Shares of Niko Resources Ltd (NKO.TO) surged 14 percent to C$14.05 after the oil and gas producer said its Ratnadewi-1 well in Indonesia is ahead of schedule.

However, gains were pressured by Goldcorp (G.TO), whose shares plunged more than 10 percent to C$33.80 after the influential gold miner lowered its 2012 gold production outlook on Tuesday due to operational problems at its Red Lake mine in Ontario and its Penasquito mine in Mexico.

The Goldcorp news had an adverse impact on the heavily weighted materials sub-index, which fell 1.9 percent. Barrick Gold (ABX.TO), the world’s top gold miner, slumped 1.9 percent to C$35.66.

“The last thing we needed was such a major sector to get knocked with such bad news out of Goldcorp,” said Newton. “There’s a lot of people cheering for (gold) names, but the reality and the evidence is contrary. It’s just been a disastrous trade.”

Gold and base metals mining shares have been hurt by weak global demand. Bullion rose on Wednesday but remained near its one-year low and copper prices retreated after the Fed minutes signaled no further action was imminent. <GOL/> <MET/L>

China’s June trade data on Tuesday stoked anxiety about the strength of domestic demand in the world’s second-biggest economy, with attention now turning to GDP numbers that are expected to show the economy recorded its worst performance since the 2008/09 financial crisis.

Canada’s trade deficit widened in May, fueled by record imports while exporters struggled to make any progress in the face of the European economic crisis.

Financial shares shrugged off the news, rising 0.7 percent.
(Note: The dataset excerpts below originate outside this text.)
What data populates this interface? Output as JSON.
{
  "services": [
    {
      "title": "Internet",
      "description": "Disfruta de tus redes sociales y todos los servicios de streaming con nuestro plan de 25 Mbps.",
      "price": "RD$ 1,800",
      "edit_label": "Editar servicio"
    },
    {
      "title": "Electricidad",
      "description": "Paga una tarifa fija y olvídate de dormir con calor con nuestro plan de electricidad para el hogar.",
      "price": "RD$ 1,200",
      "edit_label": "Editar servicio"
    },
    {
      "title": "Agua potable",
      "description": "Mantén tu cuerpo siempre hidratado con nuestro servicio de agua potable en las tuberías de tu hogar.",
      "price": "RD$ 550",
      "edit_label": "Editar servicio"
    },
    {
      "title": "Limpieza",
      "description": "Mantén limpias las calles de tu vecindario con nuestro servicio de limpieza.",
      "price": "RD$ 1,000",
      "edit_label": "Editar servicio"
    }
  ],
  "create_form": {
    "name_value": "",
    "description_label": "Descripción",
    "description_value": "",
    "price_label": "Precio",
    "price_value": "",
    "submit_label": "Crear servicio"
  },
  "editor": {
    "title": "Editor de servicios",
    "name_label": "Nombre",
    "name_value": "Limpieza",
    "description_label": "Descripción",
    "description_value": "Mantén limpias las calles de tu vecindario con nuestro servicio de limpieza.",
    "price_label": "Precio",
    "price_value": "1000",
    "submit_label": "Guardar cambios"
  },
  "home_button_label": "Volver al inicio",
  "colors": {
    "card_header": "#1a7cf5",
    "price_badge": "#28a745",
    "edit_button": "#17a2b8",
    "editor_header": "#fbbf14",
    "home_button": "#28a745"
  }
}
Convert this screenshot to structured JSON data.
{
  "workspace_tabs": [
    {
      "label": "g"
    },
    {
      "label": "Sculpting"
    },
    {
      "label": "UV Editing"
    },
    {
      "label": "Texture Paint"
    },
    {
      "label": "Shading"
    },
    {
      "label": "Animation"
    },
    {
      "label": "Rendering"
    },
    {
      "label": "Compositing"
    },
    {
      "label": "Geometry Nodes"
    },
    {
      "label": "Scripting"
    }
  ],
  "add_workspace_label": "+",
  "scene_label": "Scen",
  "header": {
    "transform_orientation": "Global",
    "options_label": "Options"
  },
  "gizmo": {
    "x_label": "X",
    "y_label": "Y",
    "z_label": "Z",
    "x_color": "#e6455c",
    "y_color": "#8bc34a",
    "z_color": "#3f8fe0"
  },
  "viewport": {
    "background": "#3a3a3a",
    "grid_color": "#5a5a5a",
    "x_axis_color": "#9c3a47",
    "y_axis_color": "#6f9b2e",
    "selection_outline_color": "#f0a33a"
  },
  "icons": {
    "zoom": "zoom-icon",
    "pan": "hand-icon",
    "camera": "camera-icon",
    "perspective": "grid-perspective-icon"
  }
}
Bank of Nova Scotia (BNS.TO) advanced 1.1 percent to C$53.06, Royal Bank of Canada (RY.TO) edged up 0.6 percent at C$52.80 and Bank of Montreal (BMO.TO) climbed 0.8 percent to C$57.61.

Concerns about debt-ravaged Europe were heightened by lack of clarity about when Germany’s Constitutional Court would give its verdict on the new regional bailout fund, known as the European Stability Mechanism.

In other company news, Alimentation Couche-Tard Inc (ATDb.TO) shares gained 4.8 percent to C$48.10 after the Canadian convenience store operator reported a sharp increase in earnings on Tuesday, helped by strong sales, minor acquisitions and a robust motor fuel business.